How Much of the Cost of a Cup of Coffee Are the Beans?

How much of the cost of a cup of coffee are the beans? This question comes to mind as the price of Arabica coffee goes up again. We wrote previously that the Brazil drought drives coffee prices higher. But if the price of coffee beans goes up ten percent does the cost of your coffee go up by the same percent or the same number of cents? The United States Department of Agriculture published an article about the cost pass-through in the coffee industry. We found it published at Colombia.edu.

A rich data set of coffee prices and costs was used to determine to what extent changes in commodity costs affect manufacturer and retail prices. On average, a 10-cent increase in the cost of a pound of green coffee beans in a given quarter results in a 2-cent increase in manufacturer and retail prices in that quarter. If a cost change persists for several quarters, it will be incorporated into manufacturer prices approximately cent-for-cent with the commodity-cost change. Given the substantial fixed costs and markups involved in coffee manufacturing, this translates into about a 3-percent change in retail prices for a 10-percent change in commodity prices. We do not find robust evidence that coffee prices respond more to increases than to decreases in costs.

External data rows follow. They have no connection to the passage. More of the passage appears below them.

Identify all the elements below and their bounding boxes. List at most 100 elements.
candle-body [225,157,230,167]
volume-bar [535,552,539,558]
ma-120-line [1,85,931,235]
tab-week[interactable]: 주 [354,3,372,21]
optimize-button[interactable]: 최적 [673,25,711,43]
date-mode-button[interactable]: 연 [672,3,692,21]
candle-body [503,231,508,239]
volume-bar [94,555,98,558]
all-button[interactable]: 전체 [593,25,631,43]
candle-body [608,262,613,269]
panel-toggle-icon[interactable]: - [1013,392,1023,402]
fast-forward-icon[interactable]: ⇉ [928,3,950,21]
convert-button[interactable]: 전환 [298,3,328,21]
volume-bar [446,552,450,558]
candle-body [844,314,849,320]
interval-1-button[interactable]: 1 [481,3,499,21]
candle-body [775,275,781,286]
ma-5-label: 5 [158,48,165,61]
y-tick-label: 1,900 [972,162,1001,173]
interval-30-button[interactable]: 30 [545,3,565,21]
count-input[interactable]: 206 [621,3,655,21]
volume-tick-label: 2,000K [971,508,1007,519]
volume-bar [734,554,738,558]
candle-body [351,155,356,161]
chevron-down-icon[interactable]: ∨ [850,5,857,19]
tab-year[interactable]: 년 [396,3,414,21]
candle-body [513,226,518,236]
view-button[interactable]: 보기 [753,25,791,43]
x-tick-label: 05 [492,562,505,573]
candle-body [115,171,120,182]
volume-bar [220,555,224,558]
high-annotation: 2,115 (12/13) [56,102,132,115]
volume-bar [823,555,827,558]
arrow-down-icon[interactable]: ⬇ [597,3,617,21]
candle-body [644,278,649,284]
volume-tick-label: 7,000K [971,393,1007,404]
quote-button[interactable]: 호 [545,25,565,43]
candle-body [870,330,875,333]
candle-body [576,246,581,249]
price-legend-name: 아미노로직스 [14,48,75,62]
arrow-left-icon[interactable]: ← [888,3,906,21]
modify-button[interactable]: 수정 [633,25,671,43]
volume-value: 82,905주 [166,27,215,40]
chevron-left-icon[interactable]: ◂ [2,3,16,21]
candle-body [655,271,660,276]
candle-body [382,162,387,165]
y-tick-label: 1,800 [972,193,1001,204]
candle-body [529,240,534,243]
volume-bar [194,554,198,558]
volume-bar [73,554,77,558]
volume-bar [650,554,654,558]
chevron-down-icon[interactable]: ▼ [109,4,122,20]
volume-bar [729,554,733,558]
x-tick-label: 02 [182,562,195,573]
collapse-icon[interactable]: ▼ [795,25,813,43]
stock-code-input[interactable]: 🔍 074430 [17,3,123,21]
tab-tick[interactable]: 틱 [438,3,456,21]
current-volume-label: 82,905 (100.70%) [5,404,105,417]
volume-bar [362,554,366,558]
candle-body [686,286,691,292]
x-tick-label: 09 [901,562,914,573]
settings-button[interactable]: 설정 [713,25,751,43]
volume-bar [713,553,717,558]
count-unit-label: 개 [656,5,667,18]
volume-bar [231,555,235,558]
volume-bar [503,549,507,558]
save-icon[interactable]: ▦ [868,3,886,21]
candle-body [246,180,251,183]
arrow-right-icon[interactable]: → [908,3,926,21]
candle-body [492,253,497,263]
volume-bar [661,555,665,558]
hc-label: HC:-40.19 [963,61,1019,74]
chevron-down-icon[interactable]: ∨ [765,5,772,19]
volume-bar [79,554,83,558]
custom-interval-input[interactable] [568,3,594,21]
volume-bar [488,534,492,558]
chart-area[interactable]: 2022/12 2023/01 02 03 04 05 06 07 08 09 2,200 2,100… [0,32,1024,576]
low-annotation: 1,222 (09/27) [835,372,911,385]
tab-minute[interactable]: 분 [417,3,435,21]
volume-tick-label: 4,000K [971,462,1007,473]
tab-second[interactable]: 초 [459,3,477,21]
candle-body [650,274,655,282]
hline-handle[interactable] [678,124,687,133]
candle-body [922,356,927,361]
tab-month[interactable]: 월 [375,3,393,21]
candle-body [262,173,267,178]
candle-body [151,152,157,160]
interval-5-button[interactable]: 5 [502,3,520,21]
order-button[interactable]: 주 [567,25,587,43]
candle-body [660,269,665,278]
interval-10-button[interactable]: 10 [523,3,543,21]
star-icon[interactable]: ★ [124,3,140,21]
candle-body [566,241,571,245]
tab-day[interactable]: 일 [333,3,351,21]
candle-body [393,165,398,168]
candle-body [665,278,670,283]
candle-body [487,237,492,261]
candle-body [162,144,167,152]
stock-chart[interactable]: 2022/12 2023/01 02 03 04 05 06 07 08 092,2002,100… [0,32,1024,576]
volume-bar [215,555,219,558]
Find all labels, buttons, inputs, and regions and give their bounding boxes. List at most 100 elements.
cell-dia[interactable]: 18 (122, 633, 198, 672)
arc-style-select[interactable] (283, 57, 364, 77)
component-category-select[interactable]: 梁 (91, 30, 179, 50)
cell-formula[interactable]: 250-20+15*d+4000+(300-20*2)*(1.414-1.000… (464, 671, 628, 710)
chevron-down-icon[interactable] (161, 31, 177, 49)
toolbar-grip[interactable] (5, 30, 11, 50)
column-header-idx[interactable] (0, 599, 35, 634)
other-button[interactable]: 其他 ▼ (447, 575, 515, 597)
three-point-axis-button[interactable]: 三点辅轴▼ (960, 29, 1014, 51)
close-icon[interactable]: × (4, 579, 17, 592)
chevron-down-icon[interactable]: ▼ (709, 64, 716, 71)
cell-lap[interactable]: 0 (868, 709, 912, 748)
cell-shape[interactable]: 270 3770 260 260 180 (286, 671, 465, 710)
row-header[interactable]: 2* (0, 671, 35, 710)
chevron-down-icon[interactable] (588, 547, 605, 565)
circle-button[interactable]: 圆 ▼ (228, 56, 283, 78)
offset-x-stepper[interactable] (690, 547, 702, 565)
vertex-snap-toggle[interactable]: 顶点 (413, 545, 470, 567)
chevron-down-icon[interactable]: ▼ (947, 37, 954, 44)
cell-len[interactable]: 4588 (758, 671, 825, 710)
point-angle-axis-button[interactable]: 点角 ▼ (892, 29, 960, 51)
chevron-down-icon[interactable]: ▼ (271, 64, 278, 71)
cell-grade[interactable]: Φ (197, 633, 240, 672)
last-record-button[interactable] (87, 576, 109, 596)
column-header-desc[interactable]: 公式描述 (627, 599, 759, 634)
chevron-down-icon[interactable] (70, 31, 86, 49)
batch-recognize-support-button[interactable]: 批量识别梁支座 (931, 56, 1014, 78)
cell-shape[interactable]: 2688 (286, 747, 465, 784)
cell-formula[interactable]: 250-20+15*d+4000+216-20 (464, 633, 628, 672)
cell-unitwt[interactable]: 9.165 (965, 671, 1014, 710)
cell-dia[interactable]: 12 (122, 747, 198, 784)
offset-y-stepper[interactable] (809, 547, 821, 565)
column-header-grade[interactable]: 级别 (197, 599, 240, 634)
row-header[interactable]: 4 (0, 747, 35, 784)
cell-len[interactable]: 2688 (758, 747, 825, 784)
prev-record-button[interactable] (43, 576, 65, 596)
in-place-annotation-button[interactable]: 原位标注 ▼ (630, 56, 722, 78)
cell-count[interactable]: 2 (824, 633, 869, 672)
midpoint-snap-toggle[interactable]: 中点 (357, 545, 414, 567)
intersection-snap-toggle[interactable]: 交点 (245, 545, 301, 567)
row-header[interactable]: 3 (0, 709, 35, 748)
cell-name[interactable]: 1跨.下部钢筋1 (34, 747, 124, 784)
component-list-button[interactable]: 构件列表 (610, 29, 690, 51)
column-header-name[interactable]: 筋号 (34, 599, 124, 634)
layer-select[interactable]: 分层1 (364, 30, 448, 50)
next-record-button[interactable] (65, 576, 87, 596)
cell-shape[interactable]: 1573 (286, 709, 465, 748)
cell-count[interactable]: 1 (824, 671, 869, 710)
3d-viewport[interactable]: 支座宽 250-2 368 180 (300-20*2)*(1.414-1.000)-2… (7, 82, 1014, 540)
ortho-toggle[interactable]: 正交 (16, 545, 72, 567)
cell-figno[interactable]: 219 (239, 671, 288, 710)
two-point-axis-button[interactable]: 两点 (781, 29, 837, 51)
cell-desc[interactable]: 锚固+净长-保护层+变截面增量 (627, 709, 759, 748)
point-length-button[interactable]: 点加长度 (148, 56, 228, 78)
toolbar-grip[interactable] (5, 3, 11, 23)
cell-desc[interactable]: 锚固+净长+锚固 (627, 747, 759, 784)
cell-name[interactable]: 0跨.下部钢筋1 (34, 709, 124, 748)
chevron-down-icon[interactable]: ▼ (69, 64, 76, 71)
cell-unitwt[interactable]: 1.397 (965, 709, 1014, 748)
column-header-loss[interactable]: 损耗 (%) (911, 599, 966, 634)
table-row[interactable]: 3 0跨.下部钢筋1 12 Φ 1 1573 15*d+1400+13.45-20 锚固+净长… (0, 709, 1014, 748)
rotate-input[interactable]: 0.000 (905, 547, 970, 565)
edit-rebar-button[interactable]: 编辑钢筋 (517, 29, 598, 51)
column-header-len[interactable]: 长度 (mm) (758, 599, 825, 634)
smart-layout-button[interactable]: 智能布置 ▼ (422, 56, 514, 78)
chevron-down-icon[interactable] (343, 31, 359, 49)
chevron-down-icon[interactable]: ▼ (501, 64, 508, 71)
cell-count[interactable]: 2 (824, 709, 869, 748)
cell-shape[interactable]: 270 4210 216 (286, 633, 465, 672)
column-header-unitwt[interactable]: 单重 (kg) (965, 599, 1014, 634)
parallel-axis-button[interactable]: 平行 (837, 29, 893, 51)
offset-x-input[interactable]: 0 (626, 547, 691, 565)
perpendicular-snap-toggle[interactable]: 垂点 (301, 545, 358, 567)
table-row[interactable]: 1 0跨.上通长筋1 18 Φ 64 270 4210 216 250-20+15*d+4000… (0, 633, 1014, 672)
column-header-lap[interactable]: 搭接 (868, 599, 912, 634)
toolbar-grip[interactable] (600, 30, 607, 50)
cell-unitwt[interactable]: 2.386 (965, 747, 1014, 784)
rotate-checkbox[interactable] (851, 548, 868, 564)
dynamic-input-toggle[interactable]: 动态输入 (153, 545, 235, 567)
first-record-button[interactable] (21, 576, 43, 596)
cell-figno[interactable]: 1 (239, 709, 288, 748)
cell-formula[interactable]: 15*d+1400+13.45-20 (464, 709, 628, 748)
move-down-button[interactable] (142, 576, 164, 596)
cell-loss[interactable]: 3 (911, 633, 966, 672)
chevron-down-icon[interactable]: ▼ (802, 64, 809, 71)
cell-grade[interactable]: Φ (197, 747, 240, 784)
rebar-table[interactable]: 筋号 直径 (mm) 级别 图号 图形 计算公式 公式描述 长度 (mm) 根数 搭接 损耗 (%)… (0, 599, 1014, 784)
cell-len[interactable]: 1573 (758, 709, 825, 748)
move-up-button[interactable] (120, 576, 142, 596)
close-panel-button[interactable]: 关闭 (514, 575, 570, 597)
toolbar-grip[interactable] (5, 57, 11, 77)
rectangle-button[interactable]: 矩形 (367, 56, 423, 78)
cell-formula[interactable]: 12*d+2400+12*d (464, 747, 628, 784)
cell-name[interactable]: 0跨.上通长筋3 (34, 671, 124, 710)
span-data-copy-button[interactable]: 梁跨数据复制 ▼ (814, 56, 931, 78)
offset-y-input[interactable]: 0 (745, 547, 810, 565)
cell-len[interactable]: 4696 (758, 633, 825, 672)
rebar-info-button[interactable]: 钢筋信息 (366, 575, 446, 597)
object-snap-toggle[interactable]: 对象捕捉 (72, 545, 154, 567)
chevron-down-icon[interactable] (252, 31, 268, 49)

Thus there is an eventual thirty percent pass-through in the cost of green coffee beans to a bag of roasted coffee beans. This tells us how much of the cost of coffee are the beans.

Organic versus Regular Coffee

The price of coffee is going up because of the drought in Brazil. The bountiful harvest in Colombia is not enough to pick up the slack. But, other factors come to bear on the price of organic coffee and the market price of healthy organic coffee beans. The problem with organic coffee production is not drought but heat. Coffee leaf rust usually does not infect coffee grown at altitudes higher than 6,000 feet. This is because the fungus cannot tolerate the low nighttime temperature usually found at that altitude. But, as temperatures climb just a few degrees in the nighttime in Central and South America the fungus is creeping up the slopes to where organic coffee is commonly grown. The issue with organic coffee is that there is a lot less of it than regular coffee. Although the cost to put a bag of organic coffee on the shelf of a store in North America only goes up thirty percent of the percent rise in the cost of coffee beans the scarcity of organic coffee will tend to drive prices higher. This is the age old law of supply and demand. Eventually other producers will catch on to what Colombia has done. They will replant with leaf rust resistant strains. This will allow coffee production and especially organic coffee production to rise again and help bring down prices. In the meantime expect to pay more for organic coffee beans.